Möglichst wenige und flache Nähte helfen ebenfalls die Gefahr des Wundscheuerns zu reduzieren. Für Athletinnen und Athleten mit kräftigen Oberschenkeln sind Triathlonhosen (oder Triathlon Shorts) und Triathloneinteiler mit längeren Hosenbeinen empfehlenswerter. Auch wenn sich dadurch die Tan Line mehr in Richtung Knie verschiebt…Lieber weiß als wundgerieben. Das wird besonders auf den längeren Distanzen schmerzhaft.

Reissverschlüsse

Wenn das Oberteil (egal ob Einteiler oder Zweiteiler) vorn mit Reißverschluss zu verschließen ist, macht ein kleiner Kinnschutz das Tragen oft angenehmer. Ein Kinnschutz ist ein kleines Stoffstück, unter welches das Ende des Reissverschlusses versteckt wird, damit es nicht scheuern oder pieksen kann.

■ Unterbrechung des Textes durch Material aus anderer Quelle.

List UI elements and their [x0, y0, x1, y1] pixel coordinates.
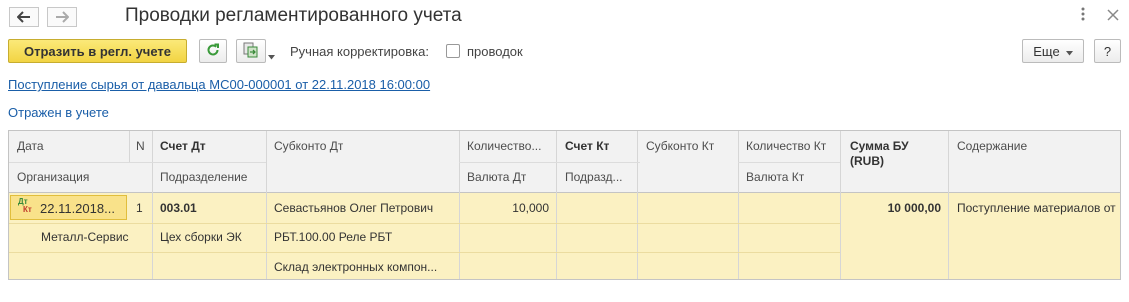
col-subconto-dt-header[interactable]: Субконто Дт [274, 139, 343, 153]
row-subconto-dt-3: Склад электронных компон... [274, 260, 438, 274]
arrow-right-icon [55, 11, 69, 23]
col-organization-header[interactable]: Организация [17, 170, 89, 184]
more-button-label: Еще [1033, 43, 1060, 59]
row-quantity-dt: 10,000 [512, 201, 549, 215]
help-button[interactable]: ? [1094, 39, 1121, 63]
row-amount: 10 000,00 [887, 201, 941, 215]
row-content: Поступление материалов от [957, 201, 1116, 215]
page-title: Проводки регламентированного учета [125, 5, 462, 26]
row-division: Цех сборки ЭК [160, 230, 242, 244]
post-to-regulated-accounting-button[interactable]: Отразить в регл. учете [8, 39, 187, 63]
col-subconto-kt-header[interactable]: Субконто Кт [646, 139, 714, 153]
close-icon[interactable] [1107, 8, 1119, 26]
row-organization: Металл-Сервис [41, 230, 129, 244]
col-date-header[interactable]: Дата [17, 139, 44, 153]
col-currency-dt-header[interactable]: Валюта Дт [467, 170, 526, 184]
col-division-kt-header[interactable]: Подразд... [565, 170, 635, 184]
manual-correction-checkbox[interactable] [446, 44, 460, 58]
export-dropdown-chevron-icon[interactable] [268, 48, 275, 63]
row-account-dt: 003.01 [160, 201, 197, 215]
help-icon: ? [1103, 43, 1112, 59]
col-division-header[interactable]: Подразделение [160, 170, 247, 184]
row-date: 22.11.2018... [40, 201, 115, 216]
more-button[interactable]: Еще [1022, 39, 1084, 63]
refresh-icon [206, 43, 220, 60]
postings-table: Дата N Счет Дт Субконто Дт Количество...… [8, 130, 1121, 280]
refresh-button[interactable] [199, 39, 227, 63]
col-currency-kt-header[interactable]: Валюта Кт [746, 170, 804, 184]
source-document-link[interactable]: Поступление сырья от давальца МС00-00000… [8, 77, 430, 92]
col-n-header[interactable]: N [136, 139, 145, 153]
manual-correction-label: Ручная корректировка: [290, 44, 429, 59]
col-quantity-kt-header[interactable]: Количество Кт [746, 139, 826, 153]
kt-icon: Кт [23, 205, 32, 214]
col-quantity-dt-header[interactable]: Количество... [467, 139, 551, 153]
arrow-left-icon [17, 11, 31, 23]
kebab-menu-icon[interactable] [1080, 6, 1086, 27]
col-amount-unit: (RUB) [850, 154, 884, 168]
col-content-header[interactable]: Содержание [957, 139, 1027, 153]
row-n: 1 [136, 201, 143, 215]
export-button[interactable] [236, 39, 266, 63]
col-amount-header[interactable]: Сумма БУ [850, 139, 909, 153]
manual-correction-checkbox-label[interactable]: проводок [467, 44, 523, 59]
row-subconto-dt-2: РБТ.100.00 Реле РБТ [274, 230, 393, 244]
primary-button-label: Отразить в регл. учете [23, 43, 171, 59]
col-account-kt-header[interactable]: Счет Кт [565, 139, 609, 153]
back-button[interactable] [9, 7, 39, 27]
row-subconto-dt-1: Севастьянов Олег Петрович [274, 201, 434, 215]
forward-button[interactable] [47, 7, 77, 27]
col-account-dt-header[interactable]: Счет Дт [160, 139, 206, 153]
chevron-down-icon [1065, 44, 1073, 59]
posting-status-link[interactable]: Отражен в учете [8, 105, 109, 120]
export-icon [242, 42, 260, 61]
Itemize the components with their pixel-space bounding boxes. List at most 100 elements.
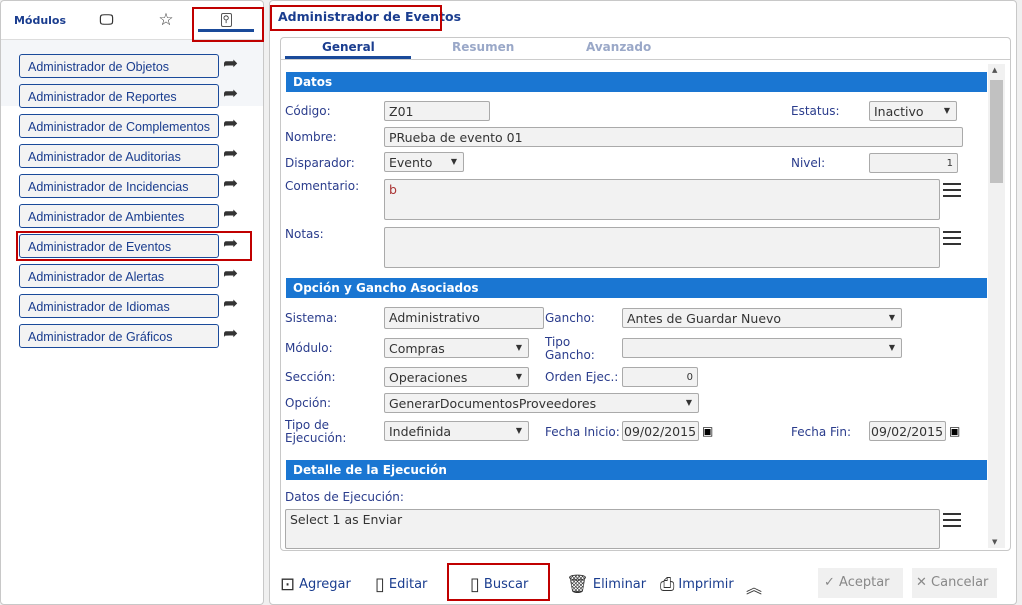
agregar-label: Agregar — [299, 577, 351, 592]
tab-resumen[interactable]: Resumen — [452, 40, 514, 54]
active-tab-indicator — [285, 56, 411, 59]
share-arrow-icon[interactable]: ➦ — [223, 143, 238, 164]
share-arrow-icon[interactable]: ➦ — [223, 53, 238, 74]
share-arrow-icon[interactable]: ➦ — [223, 263, 238, 284]
scroll-up-icon[interactable]: ▲ — [992, 66, 997, 74]
datos-ejecucion-textarea[interactable]: Select 1 as Enviar — [285, 509, 940, 549]
highlight-box — [16, 231, 252, 261]
edit-icon: ▯ — [375, 574, 385, 595]
share-arrow-icon[interactable]: ➦ — [223, 293, 238, 314]
disparador-select[interactable]: Evento — [384, 152, 464, 172]
section-detalle: Detalle de la Ejecución — [286, 460, 987, 480]
editar-button[interactable]: ▯ Editar — [375, 574, 427, 595]
eliminar-label: Eliminar — [592, 577, 647, 592]
label-orden: Orden Ejec.: — [545, 370, 619, 384]
highlight-box — [192, 7, 264, 42]
label-gancho: Gancho: — [545, 311, 595, 325]
share-arrow-icon[interactable]: ➦ — [223, 323, 238, 344]
menu-icon[interactable] — [943, 231, 961, 245]
imprimir-button[interactable]: ⎙ Imprimir — [660, 574, 734, 595]
share-arrow-icon[interactable]: ➦ — [223, 83, 238, 104]
monitor-icon[interactable]: 🖵 — [79, 1, 134, 39]
menu-icon[interactable] — [943, 183, 961, 197]
module-item[interactable]: Administrador de Reportes — [19, 84, 219, 108]
highlight-box — [447, 563, 550, 601]
label-estatus: Estatus: — [791, 104, 840, 118]
opcion-value: GenerarDocumentosProveedores — [389, 396, 597, 411]
add-document-icon: ⊡ — [280, 574, 296, 595]
tipo-ejecucion-value: Indefinida — [389, 424, 452, 439]
calendar-icon[interactable]: ▣ — [949, 424, 960, 438]
module-item[interactable]: Administrador de Auditorias — [19, 144, 219, 168]
eliminar-button[interactable]: 🗑 Eliminar — [566, 574, 646, 595]
seccion-value: Operaciones — [389, 370, 468, 385]
label-seccion: Sección: — [285, 370, 336, 384]
cancelar-button[interactable]: ✕ Cancelar — [912, 568, 997, 598]
share-arrow-icon[interactable]: ➦ — [223, 113, 238, 134]
estatus-value: Inactivo — [874, 104, 924, 119]
label-tipo-ejecucion: Tipo de Ejecución: — [285, 418, 347, 445]
notas-textarea[interactable] — [384, 227, 940, 268]
label-tipo-gancho: Tipo Gancho: — [545, 335, 595, 362]
opcion-select[interactable]: GenerarDocumentosProveedores — [384, 393, 699, 413]
calendar-icon[interactable]: ▣ — [702, 424, 713, 438]
fecha-inicio-field[interactable]: 09/02/2015 — [622, 421, 699, 441]
sistema-field[interactable]: Administrativo — [384, 307, 544, 329]
scrollbar-thumb[interactable] — [990, 80, 1003, 183]
module-item[interactable]: Administrador de Incidencias — [19, 174, 219, 198]
gancho-value: Antes de Guardar Nuevo — [627, 311, 782, 326]
tab-modules[interactable]: Módulos — [1, 1, 79, 39]
module-item[interactable]: Administrador de Ambientes — [19, 204, 219, 228]
disparador-value: Evento — [389, 155, 433, 170]
label-fecha-inicio: Fecha Inicio: — [545, 425, 620, 439]
nombre-field[interactable]: PRueba de evento 01 — [384, 127, 963, 147]
orden-field[interactable]: 0 — [622, 367, 698, 387]
nivel-field[interactable]: 1 — [869, 153, 958, 173]
imprimir-label: Imprimir — [678, 577, 734, 592]
modulo-value: Compras — [389, 341, 445, 356]
share-arrow-icon[interactable]: ➦ — [223, 203, 238, 224]
label-nombre: Nombre: — [285, 130, 337, 144]
module-item[interactable]: Administrador de Idiomas — [19, 294, 219, 318]
tipo-ejecucion-select[interactable]: Indefinida — [384, 421, 529, 441]
star-icon[interactable]: ☆ — [136, 1, 196, 39]
comentario-textarea[interactable]: b — [384, 179, 940, 220]
modules-panel: Módulos 🖵 ☆ ⚲ Administrador de Objetos ➦… — [0, 0, 264, 605]
trash-icon: 🗑 — [566, 574, 589, 595]
highlight-box — [270, 5, 442, 31]
divider — [281, 59, 1010, 60]
label-datos-ejecucion: Datos de Ejecución: — [285, 490, 404, 504]
aceptar-button[interactable]: ✓ Aceptar — [818, 568, 903, 598]
tab-general[interactable]: General — [322, 40, 375, 54]
check-icon: ✓ — [824, 575, 840, 590]
label-disparador: Disparador: — [285, 156, 355, 170]
label-modulo: Módulo: — [285, 341, 333, 355]
aceptar-label: Aceptar — [839, 575, 890, 590]
module-item[interactable]: Administrador de Complementos — [19, 114, 219, 138]
module-item[interactable]: Administrador de Objetos — [19, 54, 219, 78]
label-fecha-fin: Fecha Fin: — [791, 425, 852, 439]
module-item[interactable]: Administrador de Alertas — [19, 264, 219, 288]
codigo-field[interactable]: Z01 — [384, 101, 490, 121]
tipo-gancho-select[interactable] — [622, 338, 902, 358]
printer-icon: ⎙ — [660, 574, 675, 595]
label-comentario: Comentario: — [285, 179, 360, 193]
seccion-select[interactable]: Operaciones — [384, 367, 529, 387]
gancho-select[interactable]: Antes de Guardar Nuevo — [622, 308, 902, 328]
section-opcion: Opción y Gancho Asociados — [286, 278, 987, 298]
cancelar-label: Cancelar — [931, 575, 989, 590]
menu-icon[interactable] — [943, 513, 961, 527]
tab-avanzado[interactable]: Avanzado — [586, 40, 651, 54]
collapse-icon[interactable]: ︽ — [746, 574, 762, 598]
modulo-select[interactable]: Compras — [384, 338, 529, 358]
module-item[interactable]: Administrador de Gráficos — [19, 324, 219, 348]
label-codigo: Código: — [285, 104, 331, 118]
share-arrow-icon[interactable]: ➦ — [223, 173, 238, 194]
label-notas: Notas: — [285, 227, 324, 241]
scroll-down-icon[interactable]: ▼ — [992, 538, 997, 546]
fecha-fin-field[interactable]: 09/02/2015 — [869, 421, 946, 441]
label-sistema: Sistema: — [285, 311, 338, 325]
scrollbar[interactable]: ▲ ▼ — [988, 64, 1005, 548]
agregar-button[interactable]: ⊡ Agregar — [280, 574, 351, 595]
estatus-select[interactable]: Inactivo — [869, 101, 957, 121]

Ist das Oberteil am Rücken mit Reißverschluß zu schließen, wird eine Reissleine hilfreich. Damit läßt sich der Reißverschluß leichter schließen. Wenn der Triathloneinteiler sehr eng ist, kannst du ihn beim Anziehen leichter eigenhändig schließen und brauchst keine Hilfe von Dritten. Die Reissleine solltest du unter deinem Anzug verstauen. Sonst kann es dir passieren, dass dir im Eifer des Gefechts beim Schwimmen von einem Athleten dein Anzug aufgezogen wird. Zusätzlich solltest du sie so verstauen, dass sie dich nicht im Nacken/am Hals scheuern kann.

(B)Halt für die Damen

Für die Triathletinnen wird es zusätzlich wichtig, dass das Oberteil fest sitzt. Schmalbrüstige Athletinnen haben hier eindeutig einen Vorteil. Triathletinnen mit größerer Oberweite sollten sich überlegen ein festsitzendes Sportbustier oder einen entsprechenden Sport-BH unter den Triathlonanzug oder das Oberteil des Triathlon Zweiteilers zu ziehen. Beim Schwimmen und Radfahren spielt es keine so große Rolle. Jedoch das Laufen ist eine High-Impact Sportart, die das Brustgewebe mit in Leidenschaft zieht, sollte die entsprechende Unterstützung fehlen.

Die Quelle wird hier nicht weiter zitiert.